My favourite part of Britain is Northumberland. There is a huge family bias, of course; it was my childhood home until I was uprooted to the south of England at
the age of seven, and for me it has the pull of early memories, family summer holidays and Christmas get-togethers, and, now, as a place where I take my own children each year. I won’t wax lyrical about the beauty of the place; there are several other people blogging here who live there, know it intimately and can describe it far better. But whenever I used to think about relocating to the country, I’d always imagine myself there, among those ‘blue-remembered hills’ (and I know that was written about Shropshire, but it always makes me think of Northumberland).
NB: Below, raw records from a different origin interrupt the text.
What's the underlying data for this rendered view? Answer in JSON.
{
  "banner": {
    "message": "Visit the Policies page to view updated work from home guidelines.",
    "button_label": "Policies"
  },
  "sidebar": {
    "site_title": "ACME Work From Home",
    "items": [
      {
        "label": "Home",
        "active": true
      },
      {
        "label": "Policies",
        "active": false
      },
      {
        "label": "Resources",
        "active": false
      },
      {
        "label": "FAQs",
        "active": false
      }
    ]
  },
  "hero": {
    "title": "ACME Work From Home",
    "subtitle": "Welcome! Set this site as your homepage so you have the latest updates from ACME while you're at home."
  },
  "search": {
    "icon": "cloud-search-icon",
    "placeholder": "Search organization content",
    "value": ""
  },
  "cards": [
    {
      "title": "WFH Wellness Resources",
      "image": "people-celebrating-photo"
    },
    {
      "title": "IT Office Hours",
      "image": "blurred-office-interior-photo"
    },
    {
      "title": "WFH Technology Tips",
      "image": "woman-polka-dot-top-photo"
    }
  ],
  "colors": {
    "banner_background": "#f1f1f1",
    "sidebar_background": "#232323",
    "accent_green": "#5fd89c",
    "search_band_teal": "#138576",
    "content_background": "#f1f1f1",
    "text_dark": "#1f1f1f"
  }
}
Unfortunately, we couldn’t do it because of work commitments, and maybe it was just as well; I don’t think it could ever have lived up to my expectations. It’s maybe better that it remains the place I escape to, both literally for holidays and figuratively in my head. My Grandparents are still alive there in my memory, along with the wallflowers and lupins and hollyhocks in their tiny garden, the pee-wits calling overhead, the notes of their clock still echoing. My Grandad was a miner, and spent a large proportion of his life deep underground in the pitch black. Yet in that ordinary colliery village where I spent most of my childhood summers, what I remember most of all is the clean sweeping air and the way my Grandad was first and foremost a countryman and gardener.
Maybe it’s better that I’m not continually assailed by little drifts from the past blown in on that air. My other Grandmother is still going strong at 94, still living independently just outside Newcastle, and writing this reminds me that I need to go and see her, and soon. The days really are slipping away.
Probably because of my early memories, I’m a sucker for dramatic northern landscapes. I love the Lakes and North Yorkshire. Further south, I have developed a deep love for Dorset, particularly that part of the coast between Lyme and Bridport, because of the times that my husband and I spent there – it’s become ‘ours’. Cornwall I love, well, just because it’s Cornwall. The Chilterns, particularly the bit around the Bucks/Oxfordshire border, is mellow and beautiful, and I know it well. I don’t know Devon all that well, really, although we’ve had a couple of spectacular holidays with the children on the North Devon coast, and I have friends who have relocated there. My husband loves Dartmoor, yet I haven’t been there much. This is a small country, yet huge tracts of it I’ve never been to. I’ve spent time living in France and Italy, and know some of their regions better than parts of Britain. I don’t know Shropshire, Herefordshire or the Welsh borders at all. I’ve never been to Wales (I know, I know). My husband loves Snowdonia; I love the sound of it, but it exists only in my imagination. I went to the far north Scotland for the first time last year and fell in love. East Anglia, in truth, was never one of my ‘special’ places. I barely knew it before we moved here. The dream of the lifestyle was seducing me, I admired the places we saw, agreed with all the practical reasons for being here, wanted the house. But I didn’t fall in love. In fact, in those first months, I fear I behaved like a sulky teenager. Nothing to do. Rains all the time. Don’t know anyone. S’boring. I longed for drama, for moors or cliffs or mountains. I got oceans of grain and sleepy, half-timbered villages and churches on the skyline. It isn’t really me, I thought, snarkily. I won’t deny that I still love dramatic landscapes. But I’ve learned that drama can be found in the history of places, in the echoes of the past that can be heard all over this county, in lonely villages which might disappear, quite soon, beneath the waves. It’s just beneath the surface, in those slumbering, but staggeringly beautiful and once rich wool towns. The drama is in the local lives that are being played out every day amongst an unchanging and very English landscape. I’ve put down roots, they’ve been fed and watered, and a scar would be left if they were ever pulled up.